La statua della libertà, oggi si starà domandando, ma che ci faccio in questo Paese chiamato America? Simbolo di libertà, ideale almeno, faro della speranza per i migranti. Da quando Trump ha iniziato a realizzare quanto aveva dichiarato in campagna elettorale tutta una parte dell'Occidente si è mobilitata. Per ultimo la questione indecente della lista di proscrizione pro tempore nei confronti di 7 Paesi "islamici". Ma chi ha spianato la strada è stato un passato non contestato. Nel 2011 Obama fece la stessa identica cosa vietando i visti per i profughi provenienti dall'Iraq per sei mesi. Discorso similare per il muro della vergogna del Messico che non ha nulla da invidiare a muri che già sono stati ultimati, come quello che esiste, purtroppo in Israele.
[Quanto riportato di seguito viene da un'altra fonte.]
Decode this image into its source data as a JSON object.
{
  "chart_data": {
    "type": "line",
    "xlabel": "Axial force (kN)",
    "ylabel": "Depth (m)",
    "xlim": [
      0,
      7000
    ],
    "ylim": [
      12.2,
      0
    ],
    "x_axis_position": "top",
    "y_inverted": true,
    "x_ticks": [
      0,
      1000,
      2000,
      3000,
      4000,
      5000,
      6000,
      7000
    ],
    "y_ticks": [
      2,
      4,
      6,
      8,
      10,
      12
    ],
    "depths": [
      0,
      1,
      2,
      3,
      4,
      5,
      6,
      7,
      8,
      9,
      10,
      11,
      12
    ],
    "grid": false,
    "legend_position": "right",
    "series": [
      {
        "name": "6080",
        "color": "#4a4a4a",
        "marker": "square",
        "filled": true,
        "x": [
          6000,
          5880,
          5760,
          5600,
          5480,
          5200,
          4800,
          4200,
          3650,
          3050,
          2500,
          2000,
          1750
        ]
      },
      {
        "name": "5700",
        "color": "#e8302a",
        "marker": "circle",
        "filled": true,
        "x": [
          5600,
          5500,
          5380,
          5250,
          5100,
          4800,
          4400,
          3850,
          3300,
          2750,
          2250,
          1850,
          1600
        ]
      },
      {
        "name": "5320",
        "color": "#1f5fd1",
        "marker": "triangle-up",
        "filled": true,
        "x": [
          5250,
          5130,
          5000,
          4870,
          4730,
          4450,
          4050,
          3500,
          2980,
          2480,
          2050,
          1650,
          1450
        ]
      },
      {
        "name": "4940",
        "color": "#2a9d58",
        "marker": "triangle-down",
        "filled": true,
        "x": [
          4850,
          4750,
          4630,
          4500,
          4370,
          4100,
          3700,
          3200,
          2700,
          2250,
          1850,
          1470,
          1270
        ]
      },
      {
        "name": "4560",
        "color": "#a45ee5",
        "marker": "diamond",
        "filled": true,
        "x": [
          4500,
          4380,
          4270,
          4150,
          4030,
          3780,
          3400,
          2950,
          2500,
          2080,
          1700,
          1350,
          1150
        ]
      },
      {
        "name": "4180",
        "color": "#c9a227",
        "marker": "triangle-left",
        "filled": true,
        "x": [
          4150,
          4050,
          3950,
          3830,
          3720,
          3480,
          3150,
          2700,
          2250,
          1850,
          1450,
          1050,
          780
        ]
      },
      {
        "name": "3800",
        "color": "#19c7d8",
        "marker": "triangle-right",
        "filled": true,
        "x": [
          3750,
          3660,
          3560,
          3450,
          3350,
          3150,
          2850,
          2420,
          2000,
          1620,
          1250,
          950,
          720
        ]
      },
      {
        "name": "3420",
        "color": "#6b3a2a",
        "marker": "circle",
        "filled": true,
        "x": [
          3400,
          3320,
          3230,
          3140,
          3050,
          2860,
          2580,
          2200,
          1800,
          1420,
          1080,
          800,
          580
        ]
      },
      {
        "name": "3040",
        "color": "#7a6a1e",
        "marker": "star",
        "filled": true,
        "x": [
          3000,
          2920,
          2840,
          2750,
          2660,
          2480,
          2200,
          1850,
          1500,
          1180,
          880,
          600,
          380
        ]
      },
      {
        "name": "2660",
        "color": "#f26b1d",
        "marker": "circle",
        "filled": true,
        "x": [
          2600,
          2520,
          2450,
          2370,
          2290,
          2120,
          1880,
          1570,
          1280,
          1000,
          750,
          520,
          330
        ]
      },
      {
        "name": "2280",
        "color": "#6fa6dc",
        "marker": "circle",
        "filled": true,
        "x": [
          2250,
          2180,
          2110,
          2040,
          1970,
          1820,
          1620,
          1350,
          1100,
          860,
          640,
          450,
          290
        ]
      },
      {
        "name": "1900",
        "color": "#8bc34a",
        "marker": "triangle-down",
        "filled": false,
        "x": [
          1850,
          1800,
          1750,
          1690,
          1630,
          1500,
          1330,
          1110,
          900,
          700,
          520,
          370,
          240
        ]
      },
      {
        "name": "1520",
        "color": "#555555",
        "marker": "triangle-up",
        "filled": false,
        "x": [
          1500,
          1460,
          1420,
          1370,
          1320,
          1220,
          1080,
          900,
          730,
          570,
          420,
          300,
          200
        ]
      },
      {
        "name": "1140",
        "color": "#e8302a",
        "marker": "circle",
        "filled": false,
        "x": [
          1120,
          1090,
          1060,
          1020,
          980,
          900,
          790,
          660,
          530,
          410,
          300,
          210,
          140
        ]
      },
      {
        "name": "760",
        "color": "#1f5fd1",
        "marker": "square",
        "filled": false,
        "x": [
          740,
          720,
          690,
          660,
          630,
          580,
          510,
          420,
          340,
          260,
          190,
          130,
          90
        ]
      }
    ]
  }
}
Ma nel mondo occidentale non si sono riscontrate le stesse reazioni che si son manifestate contro Trump.  Cosa accade sulla questione della barriera messicana? Che su wikipedia si sta andando alla ricerca della verità. Da quando si è detto che quel muro è stato realizzato da Clinton, apriti cielo. Su Wikipedia cosa si legge oggi? "La sua costruzione ha avuto inizio nel 1990, durante la presidenza George H. W. Bush quando la polizia di frontiera elaborò allora la strategia “Prevenzione attraverso la Deterrenza”, in base alla quale – tra le altre cose – iniziò a costruire recinzioni e ostacoli sul confine, in particolare nell'area di San Diego. Il primo tratto, di 14 miglia (22,5 km), fu completato nel 1993.Nel 1994 durante la presidenza Clinton, la barriera fu sviluppata ancora ma principalmente come "Barriera umana" di poliziotti."Ed il tutto accompagnato da una notina con la quale si precisa: Questi due capoversi, appaiono inaffidabili: l'unica fonte riportata è un link all'Agi, che però, a sua volta, rimane molto fumosa al riguardo. Sul sito del Congresso americano non si trova traccia, mente si tenta di scagionare l'Amministrazione Clinton, che fu la vera artefice della costruzione della barriera.

Wikipedia, da prendere sempre con le pinze, è oramai la prima fonte di informazione per milioni di milioni di persone. Ma avendo rispolverato qualche libro che parla di confini e verificato quanto riporta il noto sito internet peacereporter su quella barriera emerge che: "Il muro è chiamato gatekeeper, guardiano del cancello. E’ stato costruito con le lamiere utilizzate per l’atterraggio dei bombardieri durante la prima guerra contro Saddam Hussein e altri pezzi di scarto di automezzi militari. Nel 1994, l’amministrazione democratica del presidente degli Stati Uniti d’America Bill Clinton, per “razionalizzare” il flusso degli immigrati messicani e latino americani in genere, ha lanciato l’Operazione Guardian che prevedeva, oltre al muro confinante con la California, un rafforzamento degli effettivi della polizia di frontiera per un totale di 9mila uomini che, in pattuglie armate a cavallo, su jeep o elicotteri, controllassero più rigidamente tutta la grande frontiera." Dunque, Clinton e Bush sono corresponsabili di quel muro e Trump si pone in continuità con un passato che non è stato contestato, ed infine, si deve ricordare che nessuno ha proferito verbo alcuno per la questione del muro che il Messico vorrebbe ultimare a sua volta contro il Guatemala. Così come tutti quelli che in Occidente scalpitano per i diritti umani nulla dicono per i bambini e le donne che vengono schiavizzate in India per l'estrazione ed il trasporto del carbone, ma a chi può interessare dell'India, o di altre parti del mondo dove si muore in continuazione di povertà e sfruttamento? O dei migranti risucchiati nel mediterraneo od imprigionati in una Turchia pagata dall'Europa per "trattenerli"? Non è anche questo un muro? Certo, se cade in America l'illusione della libertà il problema è più gravoso, però le ingiustizie devono essere contrastate sempre non a convenienza, altrimenti non si è più credibili e questa mancanza di credibilità va a beneficio del male assoluto.